(Заметки на полях)
Не «свирепый реализм», а редкостная искренность свойственна талантам типа Льва Толстого.
«Тихий Дон» — раскрывшиеся врата на длинном пути к истине.
Говорят, есть Шолохов времен «Тихого Дона» и есть Шолохов поздний. Какой из них лучший? Да какое дело читателям и самому Шолохову до этого мнения критиков, расчленяющих и разделяющих на части художника.
Не от любви ли ведется отсчет времени, не это ли мгновение начала жизни? Живет ли вообще человек, лишенный любви?
Как похожи понятия «любить» и «верить».
В душе Григория — противоречия, враждующие между собой смертельно. В третьей книге повержены, разбиты, утоплены в крови две толстовские добродетели — любовь к ближнему и умиротворенность.
От «Тихого Дона» исходит сияние свободы, красоты, правды.
Все здесь ново: и мысль и форма. И от всего этого входит в душу спокойная радость, начинаешь верить в силу искусства.
Это — «вечное произведение», наполненное гулом грозной поступи истории.
Для Гете борьба с демоном была смыслом его жизни. Он одержал победу. Одержал победу и Шолохов, исповедуя одно — правду…
«Тихий Дон» — лицо времени или разрушение времени?
Роман этот находится в дальней родственной связи с великими эпопеями — «Илиадой» Гомера и «Войной и миром» Толстого.
Живописец: «Я должен видеть».
Музыкант: «Я должен слышать».
Писатель: «Я должен видеть, слышать, знать». Шолохов многое видел, многое слышал, многое знает.
Наверное, высота мудрости — это спокойное самообладание, отсутствие страха и надежды.

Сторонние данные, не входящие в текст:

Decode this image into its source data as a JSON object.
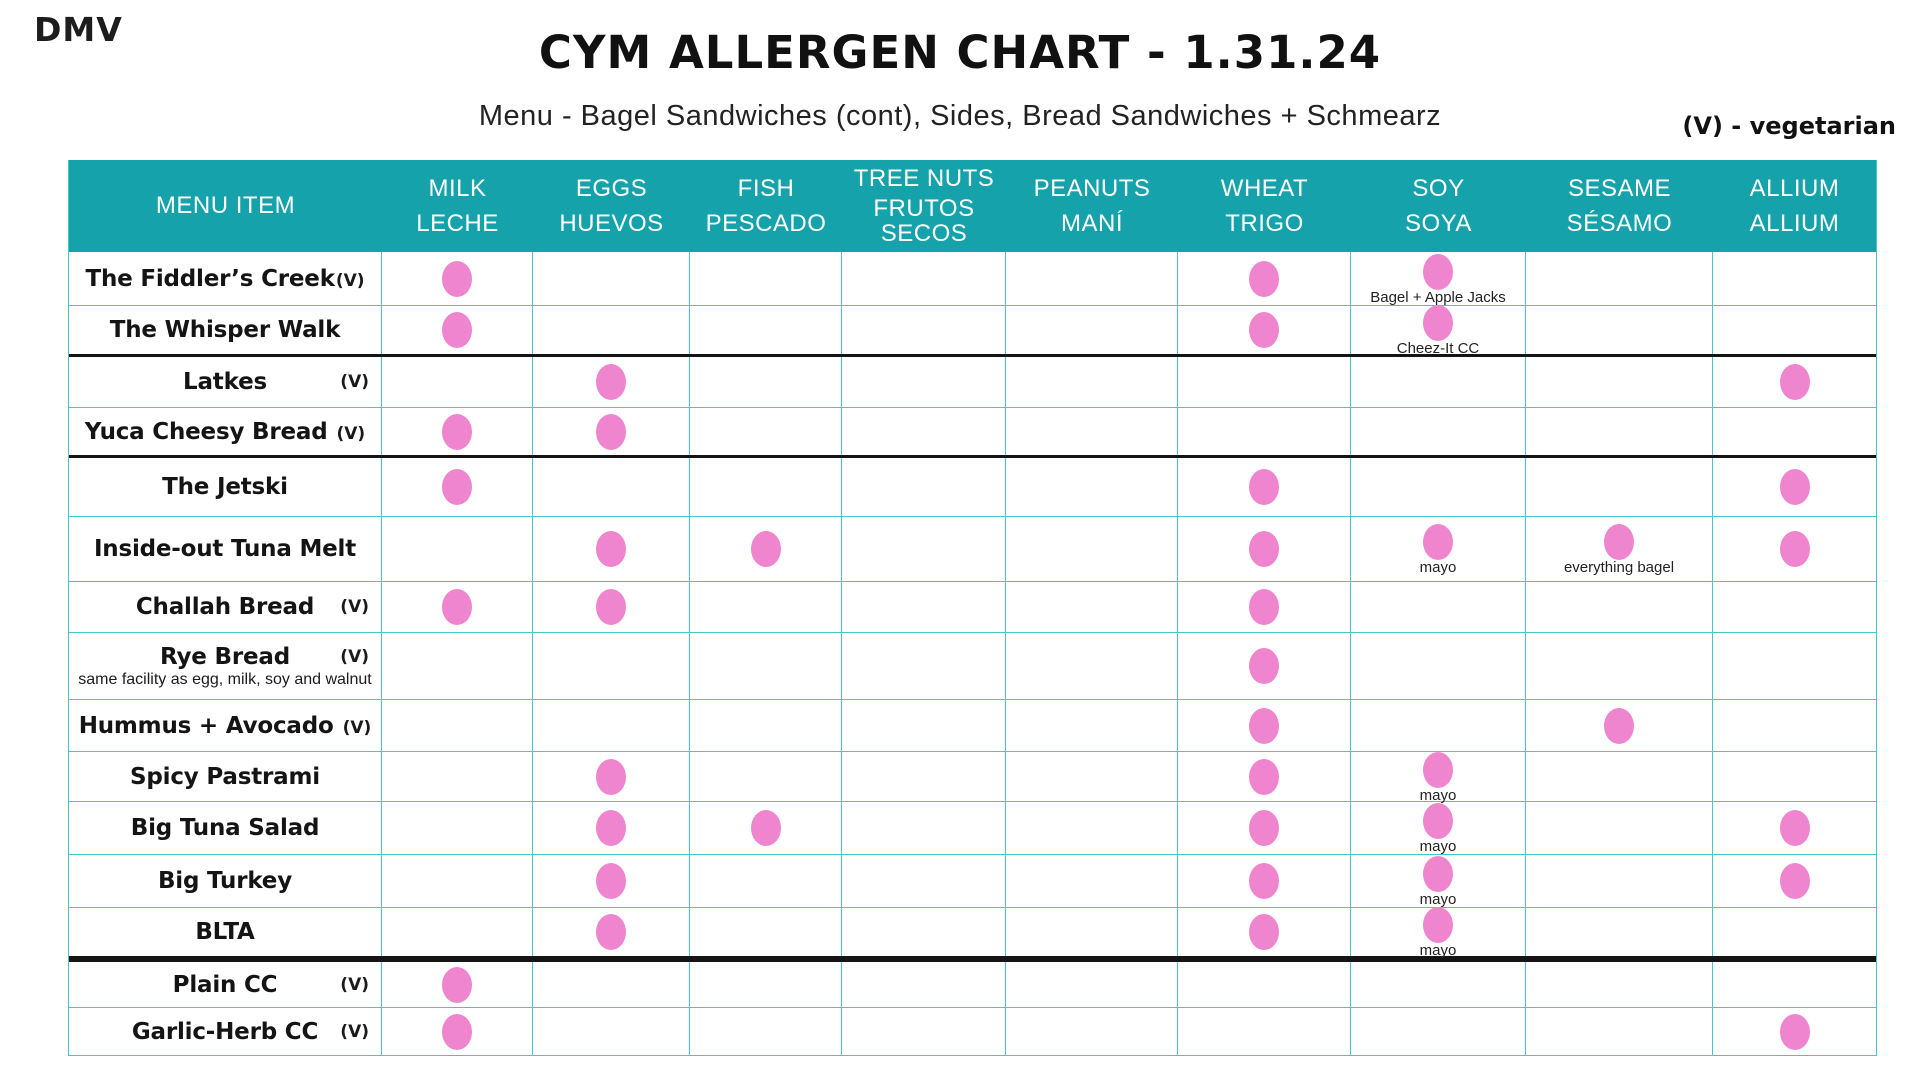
{
  "page": {
    "corner_label": "DMV",
    "title": "CYM ALLERGEN CHART - 1.31.24",
    "subtitle": "Menu - Bagel Sandwiches (cont), Sides, Bread Sandwiches + Schmearz",
    "legend": "(V) - vegetarian"
  },
  "colors": {
    "header_bg": "#16a2ab",
    "grid_line": "#45c6c8",
    "dot": "#ee85ce",
    "divider": "#141414"
  },
  "chart_data": {
    "type": "table",
    "title": "CYM ALLERGEN CHART - 1.31.24",
    "subtitle": "Menu - Bagel Sandwiches (cont), Sides, Bread Sandwiches + Schmearz",
    "menu_header": "MENU ITEM",
    "allergens": [
      {
        "key": "milk",
        "en": "MILK",
        "es": "LECHE"
      },
      {
        "key": "eggs",
        "en": "EGGS",
        "es": "HUEVOS"
      },
      {
        "key": "fish",
        "en": "FISH",
        "es": "PESCADO"
      },
      {
        "key": "tree_nuts",
        "en": "TREE NUTS",
        "es": "FRUTOS SECOS"
      },
      {
        "key": "peanuts",
        "en": "PEANUTS",
        "es": "MANÍ"
      },
      {
        "key": "wheat",
        "en": "WHEAT",
        "es": "TRIGO"
      },
      {
        "key": "soy",
        "en": "SOY",
        "es": "SOYA"
      },
      {
        "key": "sesame",
        "en": "SESAME",
        "es": "SÉSAMO"
      },
      {
        "key": "allium",
        "en": "ALLIUM",
        "es": "ALLIUM"
      }
    ],
    "rows": [
      {
        "name": "The Fiddler’s Creek",
        "veg": "(V)",
        "veg_style": "tight",
        "subnote": "",
        "dots": [
          "milk",
          "wheat",
          "soy"
        ],
        "cell_notes": {
          "soy": "Bagel + Apple Jacks"
        },
        "divider_after": "thin"
      },
      {
        "name": "The Whisper Walk",
        "veg": "",
        "veg_style": "",
        "subnote": "",
        "dots": [
          "milk",
          "wheat",
          "soy"
        ],
        "cell_notes": {
          "soy": "Cheez-It CC"
        },
        "divider_after": "black"
      },
      {
        "name": "Latkes",
        "veg": "(V)",
        "veg_style": "right",
        "subnote": "",
        "dots": [
          "eggs",
          "allium"
        ],
        "cell_notes": {},
        "divider_after": "thin"
      },
      {
        "name": "Yuca Cheesy Bread",
        "veg": "(V)",
        "veg_style": "inline",
        "subnote": "",
        "dots": [
          "milk",
          "eggs"
        ],
        "cell_notes": {},
        "divider_after": "black"
      },
      {
        "name": "The Jetski",
        "veg": "",
        "veg_style": "",
        "subnote": "",
        "dots": [
          "milk",
          "wheat",
          "allium"
        ],
        "cell_notes": {},
        "divider_after": "thin"
      },
      {
        "name": "Inside-out Tuna Melt",
        "veg": "",
        "veg_style": "",
        "subnote": "",
        "dots": [
          "eggs",
          "fish",
          "wheat",
          "soy",
          "sesame",
          "allium"
        ],
        "cell_notes": {
          "soy": "mayo",
          "sesame": "everything bagel"
        },
        "divider_after": "thin"
      },
      {
        "name": "Challah Bread",
        "veg": "(V)",
        "veg_style": "right",
        "subnote": "",
        "dots": [
          "milk",
          "eggs",
          "wheat"
        ],
        "cell_notes": {},
        "divider_after": "thin"
      },
      {
        "name": "Rye Bread",
        "veg": "(V)",
        "veg_style": "right",
        "subnote": "same facility as egg, milk, soy and walnut",
        "dots": [
          "wheat"
        ],
        "cell_notes": {},
        "divider_after": "thin"
      },
      {
        "name": "Hummus + Avocado",
        "veg": "(V)",
        "veg_style": "inline",
        "subnote": "",
        "dots": [
          "wheat",
          "sesame"
        ],
        "cell_notes": {},
        "divider_after": "thin"
      },
      {
        "name": "Spicy Pastrami",
        "veg": "",
        "veg_style": "",
        "subnote": "",
        "dots": [
          "eggs",
          "wheat",
          "soy"
        ],
        "cell_notes": {
          "soy": "mayo"
        },
        "divider_after": "thin"
      },
      {
        "name": "Big Tuna Salad",
        "veg": "",
        "veg_style": "",
        "subnote": "",
        "dots": [
          "eggs",
          "fish",
          "wheat",
          "soy",
          "allium"
        ],
        "cell_notes": {
          "soy": "mayo"
        },
        "divider_after": "thin"
      },
      {
        "name": "Big Turkey",
        "veg": "",
        "veg_style": "",
        "subnote": "",
        "dots": [
          "eggs",
          "wheat",
          "soy",
          "allium"
        ],
        "cell_notes": {
          "soy": "mayo"
        },
        "divider_after": "thin"
      },
      {
        "name": "BLTA",
        "veg": "",
        "veg_style": "",
        "subnote": "",
        "dots": [
          "eggs",
          "wheat",
          "soy"
        ],
        "cell_notes": {
          "soy": "mayo"
        },
        "divider_after": "heavy"
      },
      {
        "name": "Plain CC",
        "veg": "(V)",
        "veg_style": "right",
        "subnote": "",
        "dots": [
          "milk"
        ],
        "cell_notes": {},
        "divider_after": "thin"
      },
      {
        "name": "Garlic-Herb CC",
        "veg": "(V)",
        "veg_style": "right",
        "subnote": "",
        "dots": [
          "milk",
          "allium"
        ],
        "cell_notes": {},
        "divider_after": "none"
      }
    ]
  }
}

«Тихий Дон» — не кряж, не горная цепь, а одинокая гора, вершина которой пока недосягаема.
Искусство этого романа — взгляд, проникающий в самую душу человека на изломе истории.
Вспомнил чью-то фразу: «Сентиментальность во время войны — лишь преступная глупость». Где здесь правда и где непростительная бесчеловечность? Жизнь героев «Тихого Дона», исполненная мук и скорби, — жизнь людская.
В иные исторические периоды насилие — горькая необходимость. Можно ли с этим согласиться?
Есть ли отчужденность между высокой философской мыслью и простым человеком? У Шолохова — мудрые герои.
Согласие со своей совестью — нравственность. Сделка с самим собой, со своей совестью — предательство.
Для истинного прогресса средства важнее, чем цель.
Иные, сами ничего не создавая, со сладострастным злорадством подвергают сомнению работу талантов.
Почти каждый художник соткан из противоречий.
Гении тоже огорчаются из-за мелочей повседневности, в то время как их жизнь не проходит, она бесконечна. Не сомневаюсь, что слава Шолохова перейдет в бессмертие.
Говорят: прославлен за счет всех классиков и современных писателей, — так бывает с модными писателями. Шолохов прославлен за счет самого себя. Он выше всякой моды, выше жалких критериев одного дня.
Утонченные эстеты возмущались грубостью, изнеженные поборники монастырской морали и ханжи негодовали, ужасались и предавали одновременно анафеме, а роман жил и продолжает жить.
Современного западного структуралиста интересует рождение на свет и развитие только текста, ибо он есть мозаика среди родственных мозаик, или трансформация другого текста. Они, структуралисты, убеждены, что литература делается из литературы, написание романа результат насыщенности чужим текстом, чужими романами. В тексте возможен «плагиат», «общее место», «стереотип», тогда, значит, автор не «изобретатель» текста, а имитатор, коллекционер разных текстов. Западные структуралисты говорят: «Текст повинуется только своим внутренним законам, все остальное — идеология». Однако структурный метод критика выявляет один лишь скелет романа.
Шолохов нов во всем, он не поддается анализу западных структуралистов, так как нельзя разъять великое ради заданной «литературной игры».
Революция — это не миссия перераспределения свободы и свобод, а акт воздействия на действительность с попыткой изменить ее.
Роман отражает отношения между людьми, и если он, роман, изменив своему назначению, извратив свою натуру, поворачивается к обществу спиной, он совершает самоубийство. «Тихий Дон» повернут лицом к народу.
Литература пытается дать ответ на главный вопрос: как жить человеку в обществе.
Думаю, что понятия «реализм» и «эксперимент» — совместимы, что найденные новые формы приведут к открытию и успеху, и все-таки я возвращаюсь к изначальному вопросу: реализм — это система мышления и метод анализа, лишенный библейского смирения. Всякий литературный терроризм страшен, страшна и нетерпимость.